In October 1828, Edwards was posted to the Moreton Bay penal settlement. Following the death of Captain Patrick Logan (the Moreton Bay Commandant) Edwards took over the responsibility of the Department of Works at Moreton Bay from the in-coming Commandant James Clunie. It was Edwards who made the official report of Logan's death to his Commanding Officer Lieutenant-Colonel Allan in Sydney. The manuscript copy of this letter is contained in Patrick Logan's letterbook, and is held at the State Library of Queensland, Brisbane, Australia.

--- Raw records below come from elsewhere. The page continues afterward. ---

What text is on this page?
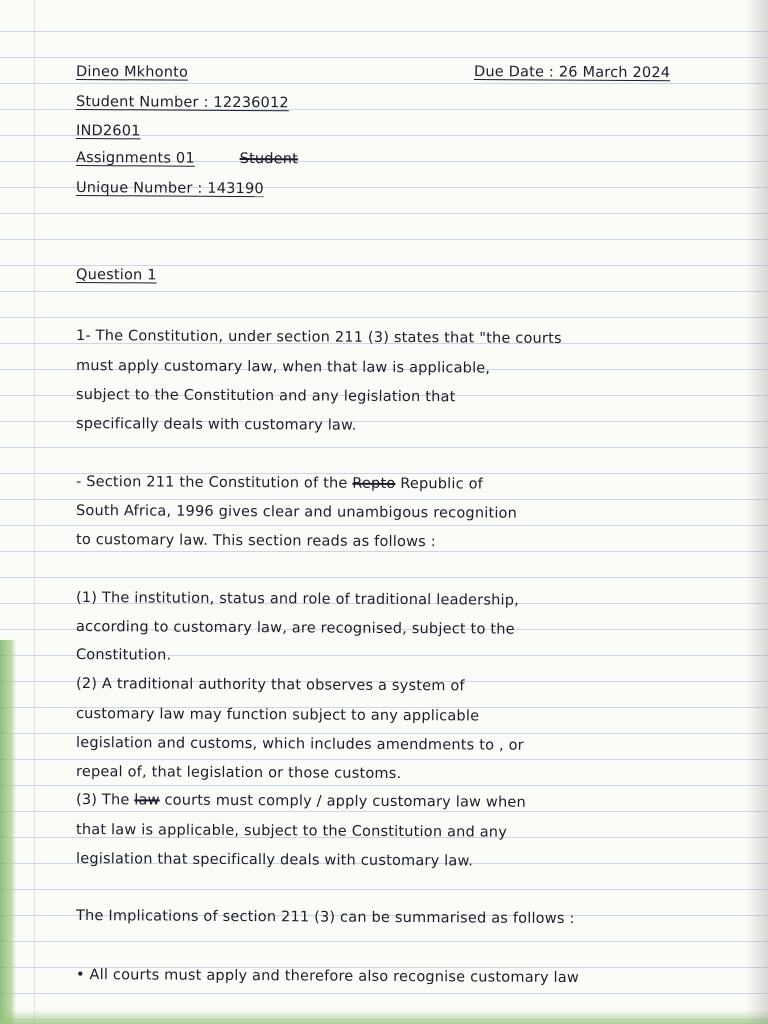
Dineo Mkhonto	Due Date : 26 March 2024
Student Number : 12236012
IND2601
Assignments 01	Student
Unique Number : 143190
Question 1
1- The Constitution, under section 211 (3) states that "the courts
must apply customary law, when that law is applicable,
subject to the Constitution and any legislation that
specifically deals with customary law.
- Section 211 the Constitution of the Repto Republic of
South Africa, 1996 gives clear and unambigous recognition
to customary law. This section reads as follows :
(1) The institution, status and role of traditional leadership,
according to customary law, are recognised, subject to the
Constitution.
(2) A traditional authority that observes a system of
customary law may function subject to any applicable
legislation and customs, which includes amendments to , or
repeal of, that legislation or those customs.
(3) The law courts must comply / apply customary law when
that law is applicable, subject to the Constitution and any
legislation that specifically deals with customary law.
The Implications of section 211 (3) can be summarised as follows :
• All courts must apply and therefore also recognise customary law
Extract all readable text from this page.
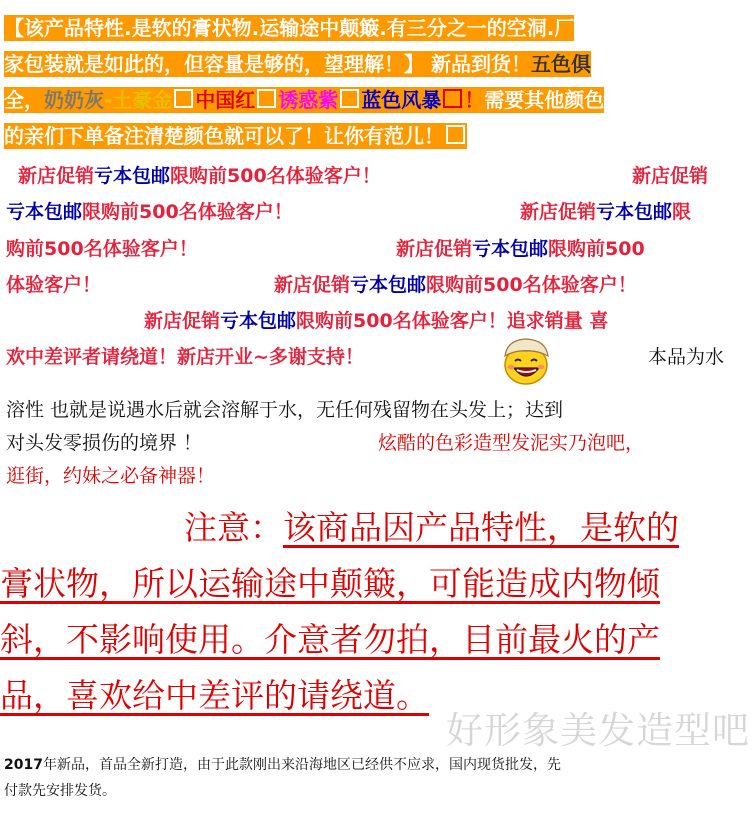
【该产品特性.是软的膏状物.运输途中颠簸.有三分之一的空洞.厂
家包装就是如此的，但容量是够的，望理解！】 新品到货！五色俱
全，奶奶灰-土豪金 中国红 诱惑紫 蓝色风暴 ！需要其他颜色
的亲们下单备注清楚颜色就可以了！让你有范儿！
新店促销亏本包邮限购前500名体验客户！	新店促销
亏本包邮限购前500名体验客户！	新店促销亏本包邮限
购前500名体验客户！	新店促销亏本包邮限购前500
体验客户！	新店促销亏本包邮限购前500名体验客户！
新店促销亏本包邮限购前500名体验客户！追求销量 喜
欢中差评者请绕道！新店开业~多谢支持！	本品为水
溶性 也就是说遇水后就会溶解于水，无任何残留物在头发上；达到
对头发零损伤的境界 ！	炫酷的色彩造型发泥实乃泡吧，
逛街，约妹之必备神器！
注意：该商品因产品特性，是软的
膏状物，所以运输途中颠簸，可能造成内物倾
斜，不影响使用。介意者勿拍，目前最火的产
品，喜欢给中差评的请绕道。
好形象美发造型吧
2017年新品，首品全新打造，由于此款刚出来沿海地区已经供不应求，国内现货批发，先
付款先安排发货。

The Library also holds a small collection of items belonging to Edwards – his telescope and badge of the 57th Regiment, a diary he kept on the York between 19 July 1831 and 24 August 1831, and some small portraits.

Mt Edwards was originally named Mt Banister by John Oxley in 1824. It was renamed in 1828 by Allan Cunningham, in honour of Lieutenant George Edwards. It was gazetted in Moogerah Peaks National Park in 1966.